Erbschaft kann erst ausgeschlagen werden, wenn der Erbfall eingetreten ist

BGH – Urteil vom 08.10.1997 – IV ZR 236/96

Der Bundesgerichtshof hatte nach voneinander abweichenden Instanzentscheidungen zu entscheiden, ob eine Erbschaft wirksam ausgeschlagen werden kann, obwohl der Erbfall noch gar nicht eingetreten war.

In der Angelegenheit hatten der Vater der Klägerin und die Stiefmutter der Klägerin im März 1953 ein gemeinsames Testament errichtet. In diesem Testament setzten sich die Eheleute gegenseitig als Alleinerben ein. Weiter war in dem Testament bestimmt, dass „Nacherbe des Letztversterbenden“ die Klägerin sein soll.

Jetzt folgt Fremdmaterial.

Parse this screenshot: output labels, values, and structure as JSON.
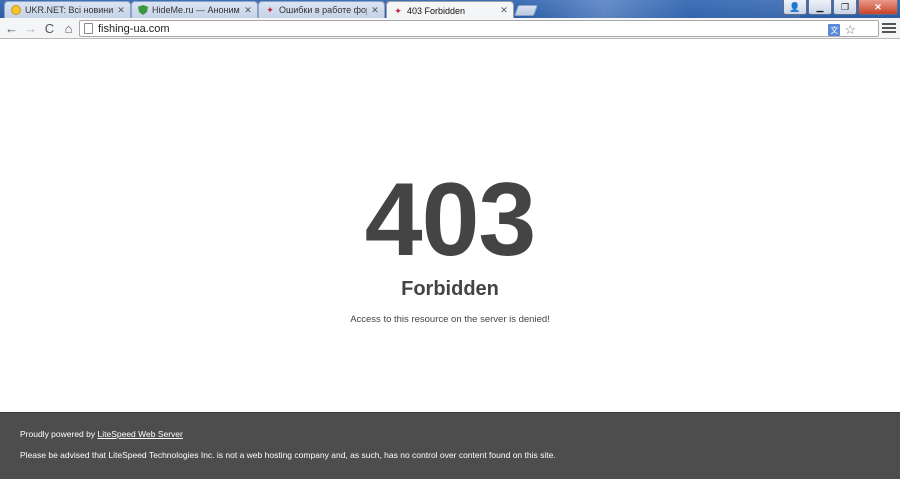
{
  "browser": {
    "tabs": [
      {
        "title": "UKR.NET: Всі новини Укра",
        "icon": "ukrnet-favicon-icon",
        "active": false
      },
      {
        "title": "HideMe.ru — Анонимайз",
        "icon": "shield-favicon-icon",
        "active": false
      },
      {
        "title": "Ошибки в работе форум",
        "icon": "red-favicon-icon",
        "active": false
      },
      {
        "title": "403 Forbidden",
        "icon": "red-favicon-icon",
        "active": true
      }
    ],
    "close_glyph": "✕",
    "window_buttons": {
      "minimize": "▁",
      "maximize": "❐",
      "close": "✕",
      "user": "👤"
    },
    "address": "fishing-ua.com",
    "back_glyph": "←",
    "forward_glyph": "→",
    "reload_glyph": "C",
    "home_glyph": "⌂",
    "translate_glyph": "文",
    "star_glyph": "☆"
  },
  "page": {
    "code": "403",
    "title": "Forbidden",
    "message": "Access to this resource on the server is denied!"
  },
  "footer": {
    "powered_prefix": "Proudly powered by ",
    "powered_link": "LiteSpeed Web Server",
    "disclaimer": "Please be advised that LiteSpeed Technologies Inc. is not a web hosting company and, as such, has no control over content found on this site."
  }
}
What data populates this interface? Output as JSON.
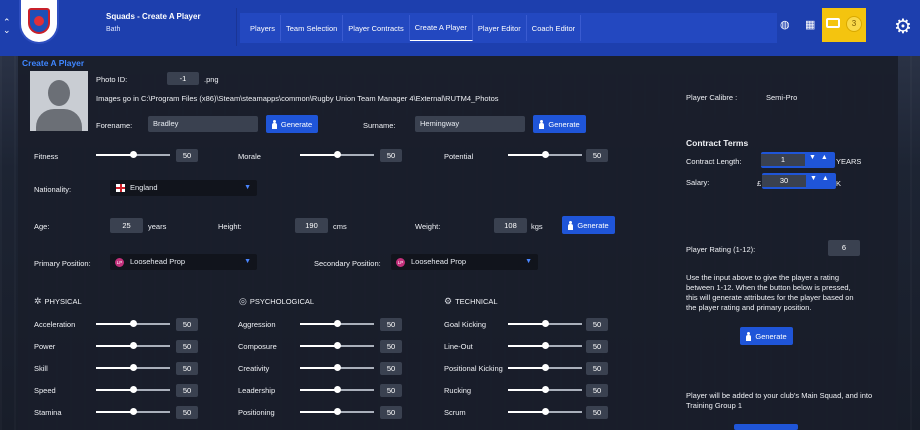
{
  "header": {
    "title": "Squads - Create A Player",
    "subtitle": "Bath",
    "tabs": [
      "Players",
      "Team Selection",
      "Player Contracts",
      "Create A Player",
      "Player Editor",
      "Coach Editor"
    ],
    "active_tab": "Create A Player",
    "inbox_count": "3"
  },
  "panel_title": "Create A Player",
  "photo": {
    "label": "Photo ID:",
    "id_value": "-1",
    "ext": ".png",
    "path_text": "Images go in C:\\Program Files (x86)\\Steam\\steamapps\\common\\Rugby Union Team Manager 4\\External\\RUTM4_Photos"
  },
  "names": {
    "forename_label": "Forename:",
    "forename_value": "Bradley",
    "surname_label": "Surname:",
    "surname_value": "Hemingway",
    "generate_label": "Generate"
  },
  "core": {
    "fitness_label": "Fitness",
    "fitness_value": "50",
    "morale_label": "Morale",
    "morale_value": "50",
    "potential_label": "Potential",
    "potential_value": "50"
  },
  "nationality": {
    "label": "Nationality:",
    "value": "England"
  },
  "body": {
    "age_label": "Age:",
    "age_value": "25",
    "age_unit": "years",
    "height_label": "Height:",
    "height_value": "190",
    "height_unit": "cms",
    "weight_label": "Weight:",
    "weight_value": "108",
    "weight_unit": "kgs",
    "generate_label": "Generate"
  },
  "positions": {
    "primary_label": "Primary Position:",
    "primary_value": "Loosehead Prop",
    "secondary_label": "Secondary Position:",
    "secondary_value": "Loosehead Prop",
    "badge": "LP"
  },
  "sections": {
    "physical": {
      "title": "PHYSICAL",
      "attrs": [
        {
          "label": "Acceleration",
          "value": "50"
        },
        {
          "label": "Power",
          "value": "50"
        },
        {
          "label": "Skill",
          "value": "50"
        },
        {
          "label": "Speed",
          "value": "50"
        },
        {
          "label": "Stamina",
          "value": "50"
        }
      ]
    },
    "psychological": {
      "title": "PSYCHOLOGICAL",
      "attrs": [
        {
          "label": "Aggression",
          "value": "50"
        },
        {
          "label": "Composure",
          "value": "50"
        },
        {
          "label": "Creativity",
          "value": "50"
        },
        {
          "label": "Leadership",
          "value": "50"
        },
        {
          "label": "Positioning",
          "value": "50"
        }
      ]
    },
    "technical": {
      "title": "TECHNICAL",
      "attrs": [
        {
          "label": "Goal Kicking",
          "value": "50"
        },
        {
          "label": "Line-Out",
          "value": "50"
        },
        {
          "label": "Positional Kicking",
          "value": "50"
        },
        {
          "label": "Rucking",
          "value": "50"
        },
        {
          "label": "Scrum",
          "value": "50"
        }
      ]
    }
  },
  "right": {
    "calibre_label": "Player Calibre :",
    "calibre_value": "Semi-Pro",
    "contract_title": "Contract Terms",
    "length_label": "Contract Length:",
    "length_value": "1",
    "length_unit": "YEARS",
    "salary_label": "Salary:",
    "salary_prefix": "£",
    "salary_value": "30",
    "salary_unit": "K",
    "rating_label": "Player Rating (1-12):",
    "rating_value": "6",
    "rating_desc": "Use the input above to give the player a rating between 1-12.  When the button below is pressed, this will generate attributes for the player based on the player rating and primary position.",
    "generate_label": "Generate",
    "footer_note": "Player will be added to your club's Main Squad, and into Training Group 1"
  },
  "slider_level": 0.5,
  "colors": {
    "accent": "#1f55d8",
    "header": "#1d3fae",
    "inbox": "#f4c40f",
    "title_blue": "#3f86ff"
  }
}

Im Juni 1953 verstarb dann der Vater der Klägerin. Nachdem die leibliche Mutter der Klägerin im Jahr 1954 für ihre Tochter erfolglos einen Erbschein als Alleinerbin nach ihrem Vater „auf Grundlage der gesetzlichen Erbfolge“ beantragt hatte, schlug die Mutter für ihre Tochter mit Erklärung gegenüber dem Nachlassgericht die Erbschaft aus. Das Vormundschaftsgericht hatte diese Ausschlagung der Erbschaft genehmigt.

Im Januar 1992 verstarb dann die Stiefmutter der Klägerin. Diese hatte im Februar 1988 ihrerseits ein weiteres Testament errichtet und dort die Beklagten als Erben bestimmt.

Die Tochter strengte nun nach dem Tod ihrer Stiefmutter ein Verfahren gegen diese von der Stiefmutter als Erben benannten Beklagten an. Sie begehrte vor Gericht die Feststellung, dass sie, die Stieftochter, auf Grundlage des Testaments aus dem Jahr 1953 alleinige Erbin der Stiefmutter geworden war.

Das Landgericht gab der Klage in erster Instanz statt. Auf die Berufung der Beklagten wurde das Urteil erster Instanz jedoch vom OLG aufgehoben. Gegen das Berufungsurteil legte die Klägerin Revision zum Bundesgerichtshof ein. In dritter und letzter Instanz gab der BGH der Klägerin Recht.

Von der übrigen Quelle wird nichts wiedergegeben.